C'est une métisse, ne le cachons pas et cela me fait plaisir
d'entendre dire qu'une métisse incarne l'histoire de notre pays. J'ai
toujours pensé que le Congo est - aussi paradoxale que la formulation
puisse paraître - un pays métis. Elle représente pour moi
non pas le modèle - je n'élèverai pas mes enfants pour
qu'ils deviennent des Kolélé - mais un modèle de femme
dont j'ai été amoureux et qui correspond à la
génération de ma mère. Ce sont des femmes qui ont
essayé d'être doubles : elles se sont voulues négresses,
elles se sont voulues blanches, sans exclure l'une ou l'autre... Et en
même temps, malgré leur éducation catholique, elles ont
voulu être libres. Elles n'ont jamais abandonné leurs croyances
mais elles pensaient que la vie était tellement bonne qu'il fallait la
prendre à pleins poumons. Et étant donné que dès le
départ, elles étaient marginalisées dans la
société puisque leur carte d'identité portait la mention
"née de père inconnu", pour elles l'amour était en dehors
du mariage. Ce qui est le cas de Kolélé qui, en plus, est
chanteuse; elle n'a jamais existé que dans mon esprit, dans mon coeur,
mais elle a existé si fort en moi que je pourrais dire qu'à la
fin, lorsque je terminais le livre, je sentais son odeur, je pouvais palper la
texture de ses cheveux, j'étais baigné de la luminosité de
son regard.
En effet lorsqu'on lit votre roman, on se demande où commence la fiction, où s'arrête la réalité. Après tout,
c'est un roman et il se peut que vous soyez parti d'un fait historique pour
tisser la trame de l'intrigue. Est-ce qu'il y a quelque part dans votre livre
une indexation de l'histoire ?
Oui, le cadre est historique, les lieux sont historiques et, à
partir de là, je laisse libre cours à mon imagination, essayant
de "dribbler" le lecteur, en amateur impénitent de
<<mwana-foot>> que je suis resté. "Dribbler",
déséquilibrer mon lecteur, je crois que c'est cela le roman. Je
suis toujours gêné lorsque un romancier ou un cinéaste
insiste pour dire que l'histoire qu'il présente est une histoire
"réelle", qui correspond à une réalité
précise. Je pense que le rôle du romancier est de faire en sorte
que le lecteur se demande si le personnage a existé ou non. C'est la
question qu'on se pose pour Julien Sorel, pour Madame Bovary. C'est la question
que chaque enfant se pose : "Les fées existent-elles ?". J'ai
créé une fée.
Du point de vue de l'écriture, tantôt c'est Henri Lopès qui écrit, tantôt un autre narrateur vient le corriger, il y a
donc une superposition de deux sujets écrivant la même histoire.
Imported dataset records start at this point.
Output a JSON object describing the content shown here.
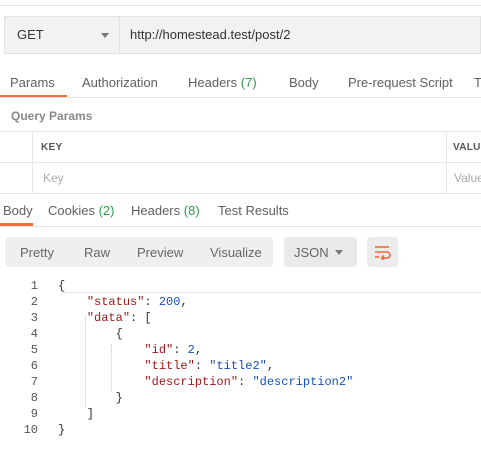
{
  "request": {
    "method": "GET",
    "url": "http://homestead.test/post/2"
  },
  "request_tabs": [
    {
      "label": "Params",
      "count": ""
    },
    {
      "label": "Authorization",
      "count": ""
    },
    {
      "label": "Headers",
      "count": "(7)"
    },
    {
      "label": "Body",
      "count": ""
    },
    {
      "label": "Pre-request Script",
      "count": ""
    },
    {
      "label": "T",
      "count": ""
    }
  ],
  "query_params": {
    "title": "Query Params",
    "key_header": "KEY",
    "value_header": "VALUE",
    "key_placeholder": "Key",
    "value_placeholder": "Value"
  },
  "response_tabs": [
    {
      "label": "Body",
      "count": ""
    },
    {
      "label": "Cookies",
      "count": "(2)"
    },
    {
      "label": "Headers",
      "count": "(8)"
    },
    {
      "label": "Test Results",
      "count": ""
    }
  ],
  "view_modes": [
    "Pretty",
    "Raw",
    "Preview",
    "Visualize"
  ],
  "format": "JSON",
  "code_lines": [
    {
      "n": "1",
      "tokens": [
        [
          "p",
          "{"
        ]
      ]
    },
    {
      "n": "2",
      "tokens": [
        [
          "p",
          "    "
        ],
        [
          "k",
          "\"status\""
        ],
        [
          "p",
          ": "
        ],
        [
          "n",
          "200"
        ],
        [
          "p",
          ","
        ]
      ]
    },
    {
      "n": "3",
      "tokens": [
        [
          "p",
          "    "
        ],
        [
          "k",
          "\"data\""
        ],
        [
          "p",
          ": ["
        ]
      ]
    },
    {
      "n": "4",
      "tokens": [
        [
          "p",
          "        {"
        ]
      ]
    },
    {
      "n": "5",
      "tokens": [
        [
          "p",
          "            "
        ],
        [
          "k",
          "\"id\""
        ],
        [
          "p",
          ": "
        ],
        [
          "n",
          "2"
        ],
        [
          "p",
          ","
        ]
      ]
    },
    {
      "n": "6",
      "tokens": [
        [
          "p",
          "            "
        ],
        [
          "k",
          "\"title\""
        ],
        [
          "p",
          ": "
        ],
        [
          "s",
          "\"title2\""
        ],
        [
          "p",
          ","
        ]
      ]
    },
    {
      "n": "7",
      "tokens": [
        [
          "p",
          "            "
        ],
        [
          "k",
          "\"description\""
        ],
        [
          "p",
          ": "
        ],
        [
          "s",
          "\"description2\""
        ]
      ]
    },
    {
      "n": "8",
      "tokens": [
        [
          "p",
          "        }"
        ]
      ]
    },
    {
      "n": "9",
      "tokens": [
        [
          "p",
          "    ]"
        ]
      ]
    },
    {
      "n": "10",
      "tokens": [
        [
          "p",
          "}"
        ]
      ]
    }
  ],
  "colors": {
    "accent": "#f26b3a",
    "count": "#2f9a4a",
    "json_key": "#a01a1a",
    "json_value": "#1a4fb8"
  },
  "icons": [
    "chevron-down-icon",
    "wrap-lines-icon"
  ]
}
On est devant une technique très moderne d'écriture romanesque
africaine contemporaine, qui n'est pas très fréquente dans les
lettres congolaises.
Ce n'est pas tout à fait nouveau. Dans Le pleurer-rire
déjà, à mesure que l'histoire avance, l'auteur envoie
son manuscrit pour avis à un personnage du roman qui s'appelle "le
compatriote ancien directeur de cabinet". C'est peut-être un
procédé auquel on n'est pas assez habitué dans la
littérature africaine mais il est tout simple et d'ailleurs fort
classique puisqu'on le trouve déjà chez Diderot dans Jacques
le Fataliste, chez Sterne aussi, et avant tous ceux-là, chez
Cervantès dans Don Quichoite. Je crois que le roman, la
création artistique doit toujours savoir avoir de l'humour. Un narrateur
qui ne sait pas faire des clins d'oeil, qui est toujours sérieux,
devient ennuyeux. De même, d'ailleurs, que celui qui veut faire toujours
rire et devient un mauvais clown. Il y a donc toujours un équilibre
à trouver entre ces deux tons ; on peut appuyer sur l'un mais il ne faut
jamais oublier l'autre de sorte à détendre son lecteur, à
lui permettre de s'économiser dans la gestion de ses énergies et de
son attention. Au fond, nous les écrivains, nous sommes de
véritables managers!
Dans votre roman, antillais, congolais, malien peuvent se retrouver puisque
vous empruntez à la langue congolaise, au lingala, comme vous prenez
des mots au créole. Cela fait une belle sauce dans laquelle chacun finit
par se retrouver. Ce sont des procédés comparables aux
<<phases>> du dribble. La Situation n'est jamais fixée, on
est tout le temps déboussolé : on perd ses repères sans
perdre le fil. On voudrait plus loin avec vous, savoir ce qui va se passer
encore. Vous racontez un épisode, vous le corrigez, vous l'annulez afin
de le réécrire plus tard ou le transposer dans l'écriture
cinématographique. Il y a donc un télescopage très moderne
de plusieurs genres dans votre roman.
Il me plaît de penser que mon lecteur a envie de me
téléphoner à certains moments. C'est ma manière
d'écrire. Au fond je me considère toujours comme redevable de
l'oralité. Et l'oralité, c'est le sens de la communication. Nous
sommes donc non seulement, comme je l'ai dit plus haut, des managers ou des
gestionnaires de la psychologie humaine, mais des communicateurs.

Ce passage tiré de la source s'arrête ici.